Facebook compensation fails to quell Nasdaq legal threat

The Securities and Exchange Commission has finally approved Nasdaq OMX’s compensation scheme for members that lost money during the Facebook IPO, but the deal may not be sufficient to stop legal action against the US bourse.

The Securities and Exchange Commission (SEC) has finally approved Nasdaq OMX’s compensation scheme for members that lost money during the Facebook IPO, but the deal may not be sufficient to stop legal action against the US bourse.

The total compensation available to members affected by the social media giant’s botched listing on Nasdaq last May is US$62 million, which covers “claims related to system difficulties in the Nasdaq halt and imbalance cross process”, according to the SEC filing.

Normally, Nasdaq OMX’s compensation liability is a maximum of US$500,000 per month, or the amount of the money it obtains under any insurance policy.

The payout relates to the inability of Nasdaq OMX’s systems to calculate an opening price for the Facebook stock, which delayed trading for 25 minutes and left many investors unsure of their exposure.

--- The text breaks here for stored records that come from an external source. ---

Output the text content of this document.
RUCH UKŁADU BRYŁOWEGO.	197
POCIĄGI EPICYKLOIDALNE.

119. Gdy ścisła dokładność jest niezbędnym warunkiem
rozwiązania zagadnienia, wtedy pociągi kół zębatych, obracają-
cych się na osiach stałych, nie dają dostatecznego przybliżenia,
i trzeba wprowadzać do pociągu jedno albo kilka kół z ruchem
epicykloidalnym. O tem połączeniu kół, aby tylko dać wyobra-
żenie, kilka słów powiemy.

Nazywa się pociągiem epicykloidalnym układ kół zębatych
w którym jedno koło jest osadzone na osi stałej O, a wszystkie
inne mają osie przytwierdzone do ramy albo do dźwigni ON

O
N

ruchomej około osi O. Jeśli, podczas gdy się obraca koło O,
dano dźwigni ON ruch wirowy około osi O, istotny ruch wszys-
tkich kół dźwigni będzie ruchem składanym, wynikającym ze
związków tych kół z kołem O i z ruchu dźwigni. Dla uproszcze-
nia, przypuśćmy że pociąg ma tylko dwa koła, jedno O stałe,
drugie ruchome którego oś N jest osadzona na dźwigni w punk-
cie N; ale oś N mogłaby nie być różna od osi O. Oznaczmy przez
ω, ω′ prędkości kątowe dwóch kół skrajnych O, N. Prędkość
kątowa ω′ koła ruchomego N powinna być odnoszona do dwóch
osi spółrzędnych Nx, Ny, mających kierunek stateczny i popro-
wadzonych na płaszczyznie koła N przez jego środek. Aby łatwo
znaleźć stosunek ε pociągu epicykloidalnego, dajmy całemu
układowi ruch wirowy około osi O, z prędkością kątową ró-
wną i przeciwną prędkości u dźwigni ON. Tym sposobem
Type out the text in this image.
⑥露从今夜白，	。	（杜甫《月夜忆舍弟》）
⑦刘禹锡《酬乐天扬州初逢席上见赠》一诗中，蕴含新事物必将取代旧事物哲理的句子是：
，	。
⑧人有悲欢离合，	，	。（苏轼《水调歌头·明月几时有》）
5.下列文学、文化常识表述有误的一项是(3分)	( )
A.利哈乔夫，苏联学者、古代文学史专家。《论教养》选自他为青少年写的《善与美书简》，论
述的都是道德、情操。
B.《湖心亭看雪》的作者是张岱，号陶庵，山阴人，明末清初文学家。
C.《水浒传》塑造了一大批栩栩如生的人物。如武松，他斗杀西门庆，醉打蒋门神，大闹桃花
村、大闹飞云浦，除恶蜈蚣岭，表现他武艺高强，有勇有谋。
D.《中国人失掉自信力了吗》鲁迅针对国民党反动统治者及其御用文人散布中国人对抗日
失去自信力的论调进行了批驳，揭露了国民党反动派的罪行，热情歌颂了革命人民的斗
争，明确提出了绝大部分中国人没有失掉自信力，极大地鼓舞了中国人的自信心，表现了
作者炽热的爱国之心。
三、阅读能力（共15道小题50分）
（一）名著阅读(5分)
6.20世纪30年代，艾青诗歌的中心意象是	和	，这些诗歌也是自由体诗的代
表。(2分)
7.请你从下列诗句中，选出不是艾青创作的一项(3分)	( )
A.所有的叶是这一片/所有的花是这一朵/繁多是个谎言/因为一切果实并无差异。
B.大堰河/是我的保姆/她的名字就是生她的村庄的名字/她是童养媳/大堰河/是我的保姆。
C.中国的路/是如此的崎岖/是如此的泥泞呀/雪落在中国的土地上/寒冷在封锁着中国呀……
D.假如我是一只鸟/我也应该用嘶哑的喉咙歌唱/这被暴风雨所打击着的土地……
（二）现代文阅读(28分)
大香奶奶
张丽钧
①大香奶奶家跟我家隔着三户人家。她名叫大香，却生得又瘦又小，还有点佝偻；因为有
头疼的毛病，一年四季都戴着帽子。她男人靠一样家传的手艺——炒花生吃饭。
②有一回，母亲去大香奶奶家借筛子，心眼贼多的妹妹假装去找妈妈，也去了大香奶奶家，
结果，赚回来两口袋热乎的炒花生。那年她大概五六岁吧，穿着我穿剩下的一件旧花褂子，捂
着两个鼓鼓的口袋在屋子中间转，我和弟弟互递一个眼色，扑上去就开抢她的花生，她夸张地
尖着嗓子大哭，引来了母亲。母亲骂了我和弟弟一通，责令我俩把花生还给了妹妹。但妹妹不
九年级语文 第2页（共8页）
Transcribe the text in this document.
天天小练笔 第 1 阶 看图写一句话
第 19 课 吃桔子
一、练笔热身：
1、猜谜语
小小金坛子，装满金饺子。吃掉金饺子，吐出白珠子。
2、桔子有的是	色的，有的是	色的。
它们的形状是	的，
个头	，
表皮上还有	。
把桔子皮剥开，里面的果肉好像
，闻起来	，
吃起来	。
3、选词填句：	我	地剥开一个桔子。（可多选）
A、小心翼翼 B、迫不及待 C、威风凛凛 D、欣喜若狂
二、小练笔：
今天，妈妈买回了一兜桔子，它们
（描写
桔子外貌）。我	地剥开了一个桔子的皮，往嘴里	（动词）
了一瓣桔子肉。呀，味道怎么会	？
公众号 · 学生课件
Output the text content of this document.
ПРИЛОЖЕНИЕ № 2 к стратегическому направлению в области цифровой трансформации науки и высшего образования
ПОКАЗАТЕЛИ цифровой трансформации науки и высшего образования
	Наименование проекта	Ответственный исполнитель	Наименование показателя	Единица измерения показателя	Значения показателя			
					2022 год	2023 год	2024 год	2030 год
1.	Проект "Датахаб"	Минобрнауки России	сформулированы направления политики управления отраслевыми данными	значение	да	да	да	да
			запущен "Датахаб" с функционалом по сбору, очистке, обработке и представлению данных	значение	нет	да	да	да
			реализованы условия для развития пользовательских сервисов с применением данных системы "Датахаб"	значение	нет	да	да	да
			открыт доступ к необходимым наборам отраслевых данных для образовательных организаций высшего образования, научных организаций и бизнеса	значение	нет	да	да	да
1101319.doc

The final IPO price was US$38 and the first trade came in at US42.05.

Under the SEC-approved plan, losses related to the Facebook listing can only be recouped under four different scenarios. These include: sell orders that were submitted between 11:11 and 11:30 ET on 18 May that were priced at $42.00 or less and did not execute; sell orders during the same period that executed at a lower price; buy orders for USS$42 but were not immediately confirmed and; buy orders that were priced above US$42 that were not immediately confirmed but subsequently cancelled before 13.50 ET.

Legal challenge

But despite the SEC approval, Nasdaq’s restitution plan is not likely to satisfy brokers that claim to have lost much more than the total compensation offered.

In its Q2 2012 results, UBS said that its role as a market maker for the Facebook IPO led to losses of CHF 349 million (US$367.9 million). UBS explained that orders in Facebook were entered multiple times before confirmations from Nasdaq were received, causing the Swiss bank to be exposed to many more shares than clients had ordered.

UBS will continue to pursue legal action against Nasdaq, despite the SEC’s approval of the bourse’s reimbursement plans.

“We have previously filed comment letters to the SEC in August and November 2012 condemning Nasdaq’s proposed compensation plan as inadequate and insufficient, and the SEC’s approval of the plan does not change our opinion,” read a statement from UBS issued yesterday. “Moreover, UBS has already filed an arbitration demand against Nasdaq for the full extent of our losses over Nasdaq’s gross mishandling of the Facebook IPO in May 2012 and its substantial failures to perform its duties.”

Citi is also believed to be considering legal action, with its losses estimated at around US$20 million. The US bank declined to comment on the SEC approval of Nasdaq’s plan.

Nasdaq had initially offered US$40 million in compensation, with approximately US$13.7 million to be paid in cash and the remainder used to reduce the trading fees for affected members over the next six months. The plan came under fire from many, with rival US exchange NYSE Euronext describing it as “tantamount to forcing the industry to subsidise Nasdaq’s missteps”.

The ability for Nasdaq to determine its own compensation plan also raised questions on the self-regulatory nature of US stock exchanges. As self-regulatory organisations, US exchanges are responsible for establishing standards that prevent fraud and market manipulation and propose new functionality, such as order types and post-flash crash measures such as limit up-limit down circuit breakers, subject to final approval by the SEC. Critics have argued this role is out of sync with bourses’ responsibility to shareholders.